· Home · November 5, 2008 ·

“I’m Quitting”

And just like that, I was set free.

Nearly three months of dreading each Wednesday and Saturday are coming to an end.

Before I told my boss this, I had no idea at all about his reaction. I even had a kind of flowchart for how the conversation would go, pieced together in the days leading to this night. My boss is kind of a hot head, so I figured he could either explode and say something like, “What the fuck do you mean ‘you’re quiting’?!”, but on the other hand I’m sure he’s had countless other dishwashing guys quit on him over the years, some probably working less time than I have and doing a worse job than me as well, so he may expect it. I had about ten minutes of straight me-to-him dialogue prepared, but it only lasted about ten or so seconds.

“I’m quitting. Things are getting complicated at home*, and I don’t know if…”

“How long can you stay on?”

“I can work for two weeks, and that’ll be it.”

And thus ends one saga in the My Life as a TV Series Show. Why is it always October? In October 2006, I fell flat on my face as I struggled with Sophomore year as well as a… “bad” relationship. And both of these times I’ve had to confront people and just break things off in order for me to grow. I pray I don’t encounter this problem again next year or the year after.

The money was nice, don’t get me wrong. It’s always nice to be able to buy things you like. My Ouran DVDs, Guitar Hero 4 Band Bundle, and some other games were all bought with money earned from this. And this job motivated me into the direction of the Epic; by the time I’ve finished working, I should have enough for that (or so I hope.)

Even though I’m immensely relieved that this is ending, I still feel guilty- and in fact, that’s the reason I didn’t quit sooner: guilt. If I had quit a few weeks after they had hired me, I would’ve felt guilty that they spent time and money training me, and it would be wasted. I actually do still feel guilty leaving my coworkers behind.

But this is good. I think the job was detrimental to my health- sometimes it feels like I could pull a hernia at any moment (although that feeling’s been pervasive for about two years, it’s much more frequent now), not to mention the miscellaneous injuries like burnings and bruises.

The dread is over.

Wait, no it’s not. While I haven’t received my report card yet, the marking period is over and I know my grades in some classes.

Algebra 2: B (~74%) It’s graded weird.
Honors Greek 4: A (95+%)
Physics: C- (71%)
AP Comp Sci AB: N/A
Contempory Bestsellers (English): F (~50%)

That last one. That last fucking one. She didn’t add my last essay to the fucking quarter- I have no doubt that would have saved me.

This is going to screw me up. Damnit.

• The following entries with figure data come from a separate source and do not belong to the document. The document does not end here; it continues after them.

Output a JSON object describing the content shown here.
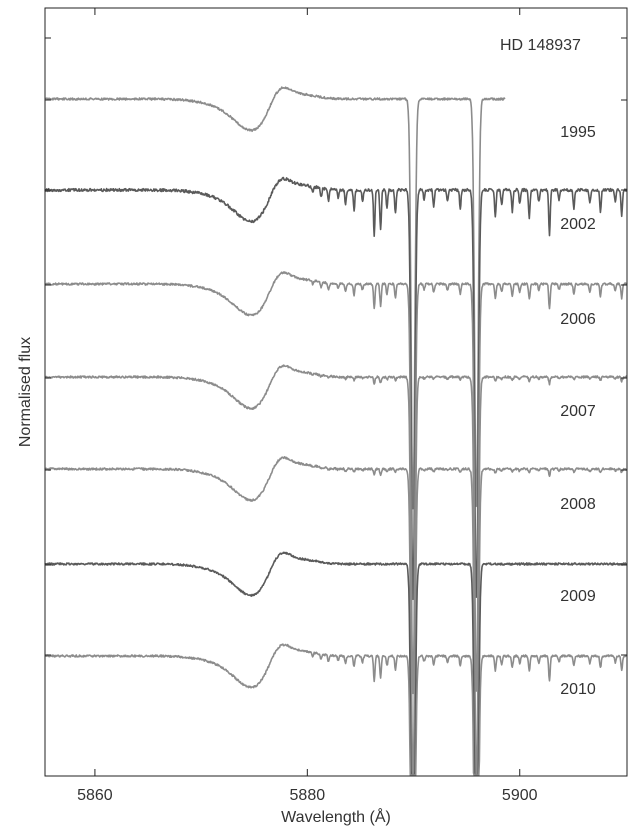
{
  "chart_data": {
    "type": "line",
    "title": "HD 148937",
    "xlabel": "Wavelength (Å)",
    "ylabel": "Normalised flux",
    "xlim": [
      5855.3,
      5910.1
    ],
    "xticks": [
      5860,
      5880,
      5900
    ],
    "tick_labels": [
      "5860",
      "5880",
      "5900"
    ],
    "grid": false,
    "colors": {
      "axis": "#222222",
      "line": "#8c8c8c",
      "line_dark": "#5a5a5a",
      "text": "#333333"
    },
    "series": [
      {
        "name": "1995",
        "x_end": 5898.6,
        "telluric": "none",
        "color": "#8c8c8c"
      },
      {
        "name": "2002",
        "x_end": 5910.1,
        "telluric": "strong",
        "color": "#5a5a5a"
      },
      {
        "name": "2006",
        "x_end": 5910.1,
        "telluric": "medium",
        "color": "#8c8c8c"
      },
      {
        "name": "2007",
        "x_end": 5910.1,
        "telluric": "weak",
        "color": "#8c8c8c"
      },
      {
        "name": "2008",
        "x_end": 5910.1,
        "telluric": "weak",
        "color": "#8c8c8c"
      },
      {
        "name": "2009",
        "x_end": 5910.1,
        "telluric": "none",
        "color": "#5a5a5a"
      },
      {
        "name": "2010",
        "x_end": 5910.1,
        "telluric": "medium",
        "color": "#8c8c8c"
      }
    ],
    "features": {
      "pcygni_absorption_center": 5875.0,
      "pcygni_emission_center": 5877.3,
      "na_d2": 5889.95,
      "na_d1": 5895.92
    }
  }
}
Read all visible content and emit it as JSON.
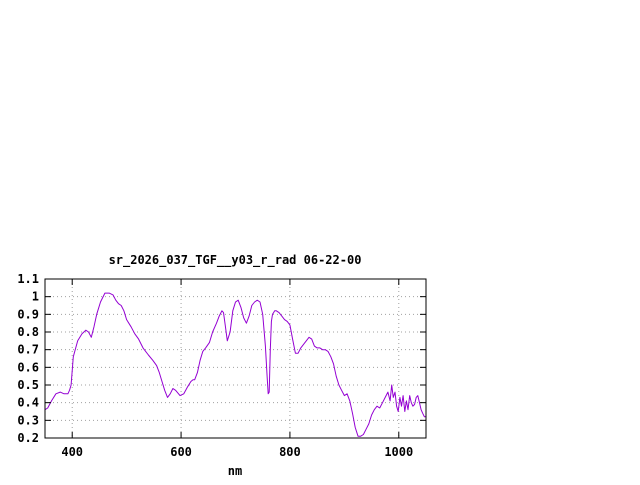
{
  "chart_data": {
    "type": "line",
    "title": "sr_2026_037_TGF__y03_r_rad 06-22-00",
    "xlabel": "nm",
    "ylabel": "",
    "xlim": [
      350,
      1050
    ],
    "ylim": [
      0.2,
      1.1
    ],
    "xticks": [
      400,
      600,
      800,
      1000
    ],
    "xtick_labels": [
      "400",
      "600",
      "800",
      "1000"
    ],
    "yticks": [
      0.2,
      0.3,
      0.4,
      0.5,
      0.6,
      0.7,
      0.8,
      0.9,
      1.0,
      1.1
    ],
    "ytick_labels": [
      "0.2",
      "0.3",
      "0.4",
      "0.5",
      "0.6",
      "0.7",
      "0.8",
      "0.9",
      "1",
      "1.1"
    ],
    "grid": true,
    "line_color": "#9400d3",
    "series": [
      {
        "x": [
          350,
          355,
          362,
          370,
          378,
          385,
          392,
          395,
          398,
          402,
          410,
          418,
          425,
          430,
          435,
          440,
          445,
          452,
          460,
          468,
          475,
          480,
          485,
          490,
          495,
          500,
          508,
          515,
          522,
          530,
          540,
          548,
          555,
          560,
          565,
          570,
          575,
          580,
          585,
          590,
          598,
          605,
          612,
          618,
          622,
          625,
          630,
          635,
          640,
          645,
          652,
          658,
          665,
          670,
          675,
          678,
          681,
          685,
          690,
          695,
          700,
          705,
          710,
          715,
          720,
          725,
          730,
          735,
          740,
          745,
          750,
          755,
          758,
          760,
          762,
          764,
          766,
          768,
          770,
          772,
          775,
          780,
          785,
          790,
          795,
          800,
          805,
          810,
          815,
          820,
          825,
          830,
          835,
          840,
          845,
          850,
          855,
          860,
          865,
          870,
          875,
          880,
          885,
          890,
          895,
          900,
          905,
          910,
          915,
          920,
          925,
          930,
          935,
          940,
          945,
          950,
          955,
          960,
          965,
          970,
          975,
          980,
          984,
          987,
          990,
          993,
          996,
          999,
          1002,
          1005,
          1008,
          1011,
          1014,
          1017,
          1020,
          1023,
          1026,
          1029,
          1032,
          1035,
          1038,
          1041,
          1044,
          1047,
          1050
        ],
        "y": [
          0.36,
          0.37,
          0.41,
          0.45,
          0.46,
          0.45,
          0.45,
          0.47,
          0.5,
          0.66,
          0.75,
          0.79,
          0.81,
          0.8,
          0.77,
          0.83,
          0.9,
          0.97,
          1.02,
          1.02,
          1.01,
          0.98,
          0.96,
          0.95,
          0.92,
          0.87,
          0.83,
          0.79,
          0.76,
          0.71,
          0.67,
          0.64,
          0.61,
          0.57,
          0.52,
          0.47,
          0.43,
          0.45,
          0.48,
          0.47,
          0.44,
          0.45,
          0.49,
          0.52,
          0.53,
          0.53,
          0.57,
          0.64,
          0.69,
          0.71,
          0.74,
          0.8,
          0.85,
          0.89,
          0.92,
          0.91,
          0.84,
          0.75,
          0.8,
          0.92,
          0.97,
          0.98,
          0.94,
          0.88,
          0.85,
          0.89,
          0.95,
          0.97,
          0.98,
          0.97,
          0.9,
          0.72,
          0.55,
          0.45,
          0.46,
          0.7,
          0.86,
          0.9,
          0.91,
          0.92,
          0.92,
          0.91,
          0.89,
          0.87,
          0.86,
          0.84,
          0.76,
          0.68,
          0.68,
          0.71,
          0.73,
          0.75,
          0.77,
          0.76,
          0.72,
          0.71,
          0.71,
          0.7,
          0.7,
          0.69,
          0.66,
          0.62,
          0.55,
          0.5,
          0.47,
          0.44,
          0.45,
          0.41,
          0.34,
          0.26,
          0.21,
          0.21,
          0.22,
          0.25,
          0.28,
          0.33,
          0.36,
          0.38,
          0.37,
          0.4,
          0.43,
          0.46,
          0.41,
          0.5,
          0.43,
          0.46,
          0.38,
          0.35,
          0.43,
          0.38,
          0.44,
          0.35,
          0.41,
          0.36,
          0.44,
          0.4,
          0.38,
          0.39,
          0.43,
          0.44,
          0.4,
          0.36,
          0.34,
          0.32,
          0.32
        ]
      }
    ]
  }
}
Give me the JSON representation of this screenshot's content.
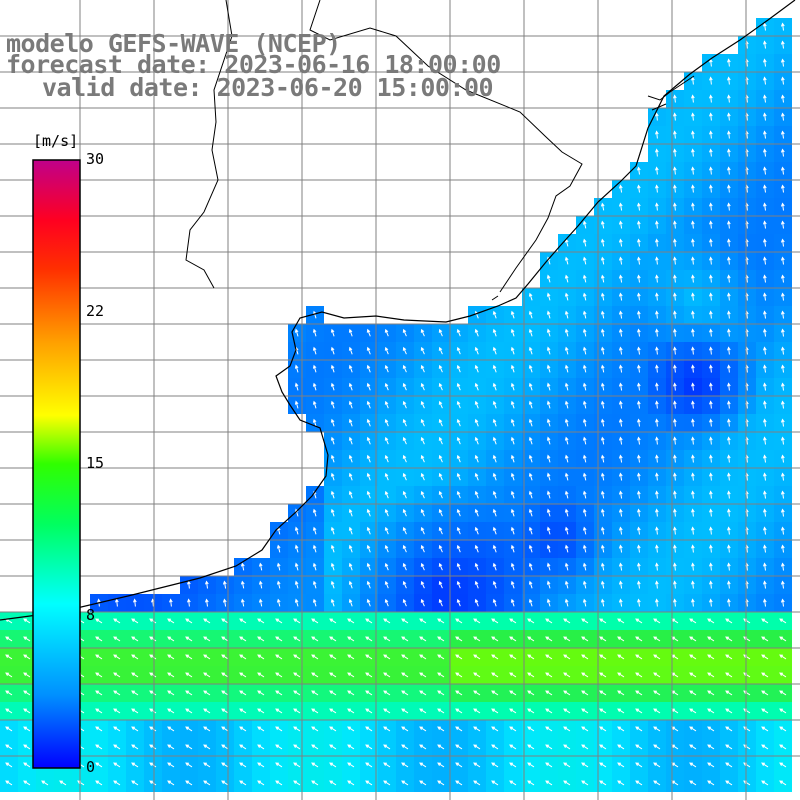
{
  "title": {
    "line1": "modelo GEFS-WAVE (NCEP)",
    "line2": "forecast date: 2023-06-16 18:00:00",
    "line3": "valid date: 2023-06-20 15:00:00"
  },
  "colorbar": {
    "unit": "[m/s]",
    "ticks": [
      {
        "value": 30,
        "label": "30"
      },
      {
        "value": 22,
        "label": "22"
      },
      {
        "value": 15,
        "label": "15"
      },
      {
        "value": 8,
        "label": "8"
      },
      {
        "value": 0,
        "label": "0"
      }
    ],
    "stops": [
      "#0000ff",
      "#00a0ff",
      "#00ffff",
      "#00ff40",
      "#40ff00",
      "#ffff00",
      "#ffa000",
      "#ff5000",
      "#ff0000",
      "#c80080"
    ]
  },
  "map": {
    "field_palette": {
      "low": "#1650f0",
      "mid": "#00c8ff",
      "high": "#2ee85a",
      "land": "#ffffff",
      "grid": "#808080",
      "coast": "#000000"
    }
  }
}
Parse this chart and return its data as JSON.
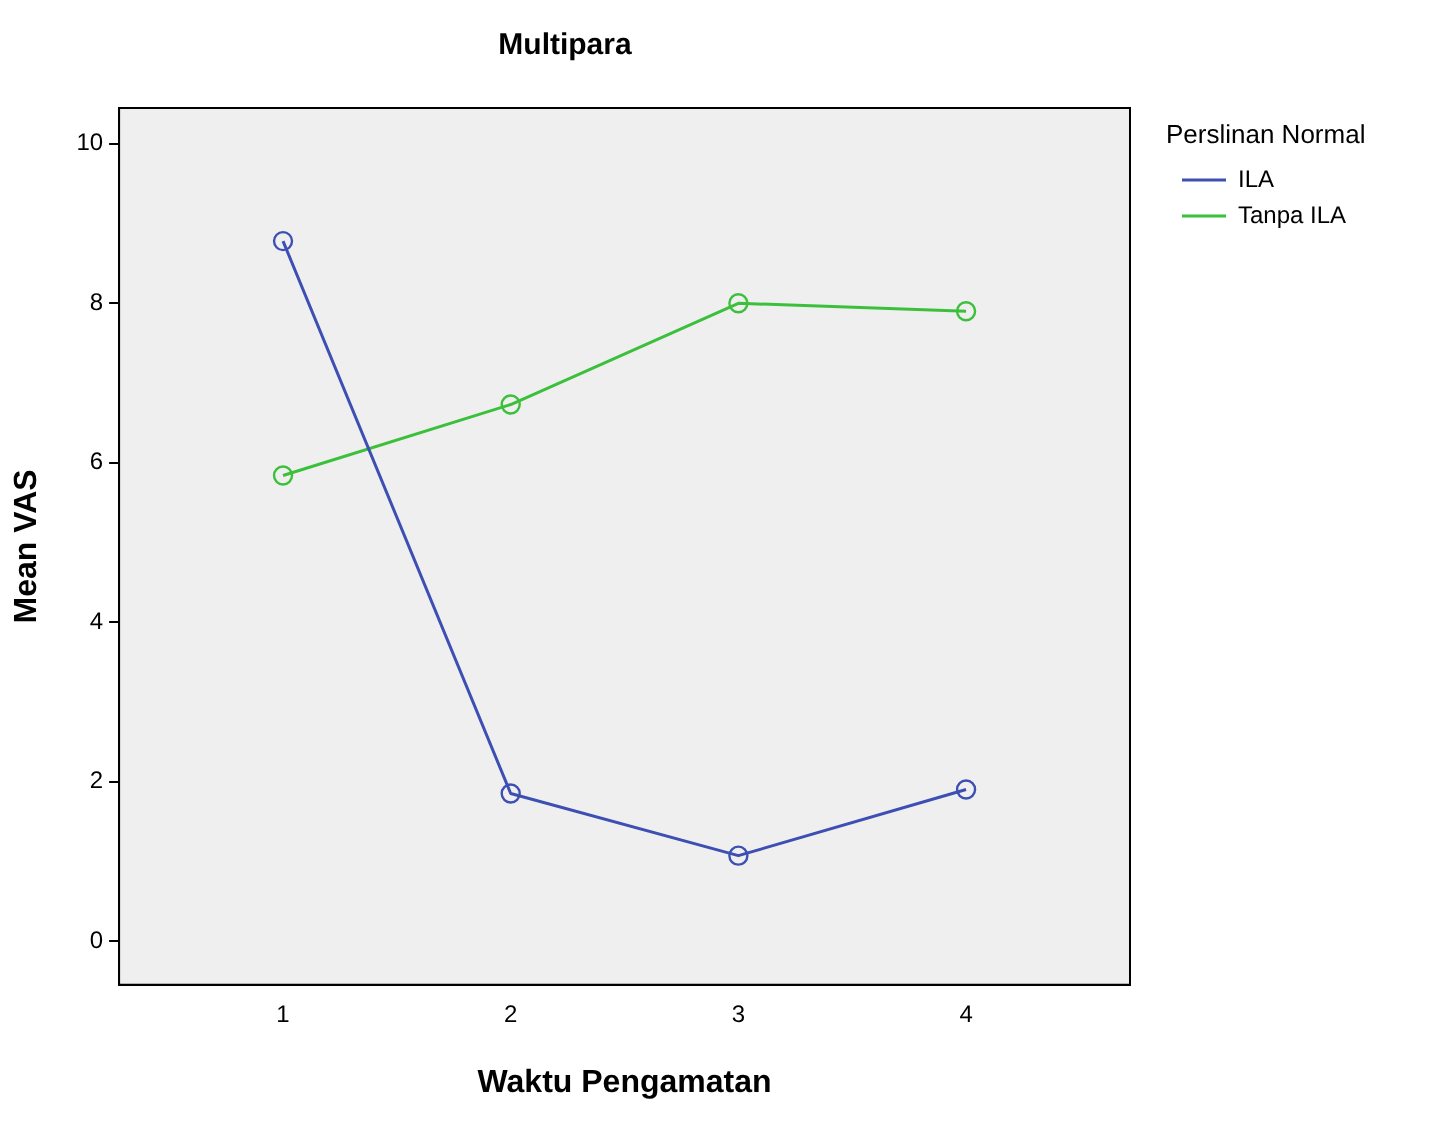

I know my AP Computer Science grade will really push my GPA higher, but damn. Why is there always one damn class that just screws up the whole report card? Why?
-Andrew

* Life is actually more complicated, know that I’ve thought about it. A few months ago, my dad lost his job and my sister and her fiance moved in with us. Then almost two months ago, my sister had her baby (my niece) and my dad began college. Mom has been in workaholic mode, and my grandfather and younger sister still live with us. It’s truthfully not that hectic, but I figured if pushed, when I explained all this to him he’d probably think it was really crazy. I was also planning to pile on “It’s winter, so I don’t know if I can keep coming to work consistently…” on top of it. But it’s better this way; quick, painless. The next two weeks should be hard, but afterwards, I may taste freedom.

PS- I feel compelled to comment on the recent presidential election results even though I didn’t follow it at all. Barack Obama will be our new president, the 44th and the first black one. Honestly, on most issues him and McCain weren’t really as different as I thought and I don’t oppose him on much. I hope he’ll fix the credit crisis, and while I’ve always held that we shouldn’t abandon the Middle East, it’s his call, ultimately. I do oppose his stance that the wealthy should share their wealth with the poor- no, that the government should forcefully take their money and distribute it so that everyone is somewhat “equal”, if only because this is extremely communistic/socialistic and actually goes against my biblical views.

Everyone wanting “hope” and “change” got what they wanted- the direction America takes these next four years is entirely on their heads now.

  • http://www.blogger.com/profile/09170714234750270343 sbf717

    How do you get boo boos washing dishes at a Pizza joint? Do they just throw the pans at your head or something?

  • http://www.andrewrabon.com/ Andrew

    Not far from the truth, actually. And it entails more than just rote dishwashing- essentially, we do all the misc jobs that don’t fall into the “cooking” and “waiting on” categories.